Edição 12

Eu só precisava de um telefone

Paulo de Tharso

__ Boa-tarde , seu Jorge. Será que eu pos...

__ Hein? O que você quer? É proibido vendedor aqui no prédio, viu?

__ Não, não, seu Jorge! Eu sou o seu vizinho! Moro aqui ao lado, ta lembrado?

__ Ah, Você é o cabeludo, né? O que você quer?

__ Olha...é que eu preciso telefonar...

__ Ah, o telefone. Foi bom você chegar. Entra, pode entrar. Cuidado com a gaiola do Arquibald.

Entrei com cuidado, esquivando-me da gaiola vazia, com a portinhola aberta, que estava no chão. O apartamento do velhinho tinha um cheiro azedo misturado com lavanda. Cheirava a mofo-abandono, mofo-foto-amarela. Paredes

mofentas, carpete mofo, xaxins cobertos de mofungos.

Ele, encouraçado em seu pijama mijado, com os pés nus enfiados em pantufos de lã esgarçada, fechou a porta e a trancou como se, lá fora existisse um inimigo mortal pronto para atacar. Virando-se para mim, apontando uma velha poltrona feita de veludo cor-de-sangue, pediu que nela eu me sentasse.

__ Obrigado, eu disse. O senhor sabe, eu só preciso...

__ Eu sei, eu sei! Não se preocupe, tudo se arranja. É só um contratempo. Não poderão nos encontrar aqui, certo? Eu sabia que você não me esqueceria! Ora, veja como as coisas são: Marula desapareceu! Nem uma carta, nem um telegrama.
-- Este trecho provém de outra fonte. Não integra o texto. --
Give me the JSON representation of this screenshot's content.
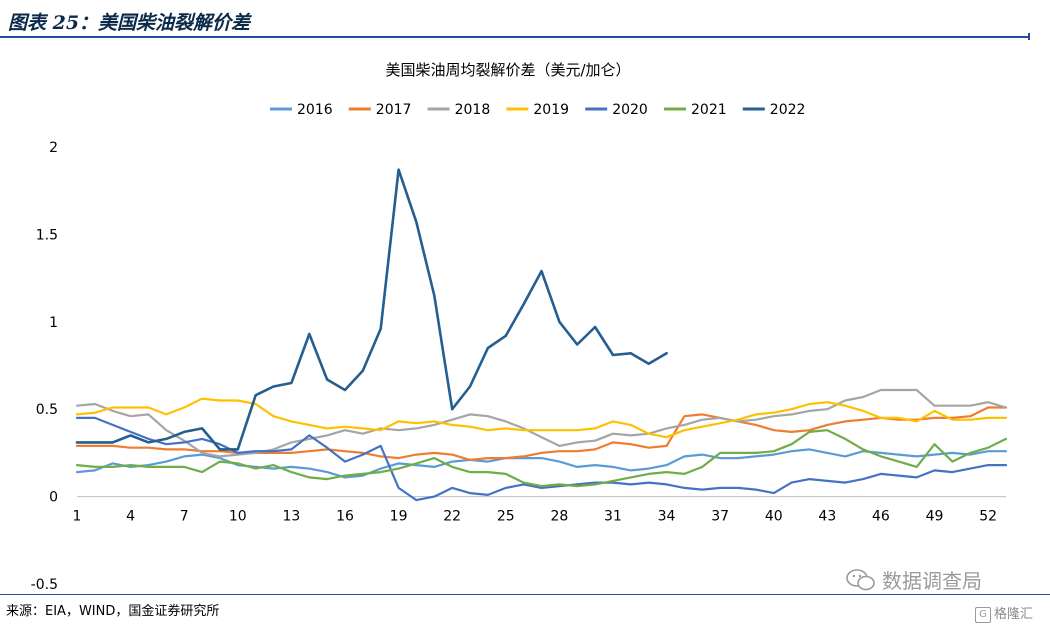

Eu, sentado na poltrona, ouvia o velho falar sem entender nada, sem conseguir mover um músculo do corpo ou do rosto.

Fiquei lá, tentando compreender o incompreensível verbo que aquela boca desdentada balbuciava, confundindo minha cabeça atormentada. Eu precisava falar com Belfort. O telefone ao alcance da mão, diante dos meus olhos. Era só pegar e seguir dizendo: "sei...é claro...ãhã..." mas não o fiz

Fiquei olhando o velho. Fiquei olhando, por sobre os seus ombros arcados, as fotos amarelas pregadas nas paredes mofentas, onde jovens, em preto e branco, posavam com camisas de seus uniformes de um time de futebol, cujas cores só ele saberia dizer. Ou não mais. Fotos de soldados, garotos armados com fuzis e baionetas, cujos nomes, virtudes e fraquezas, só ele conhecia, ou não mais. Fotos da família que, certamente, o esquecera.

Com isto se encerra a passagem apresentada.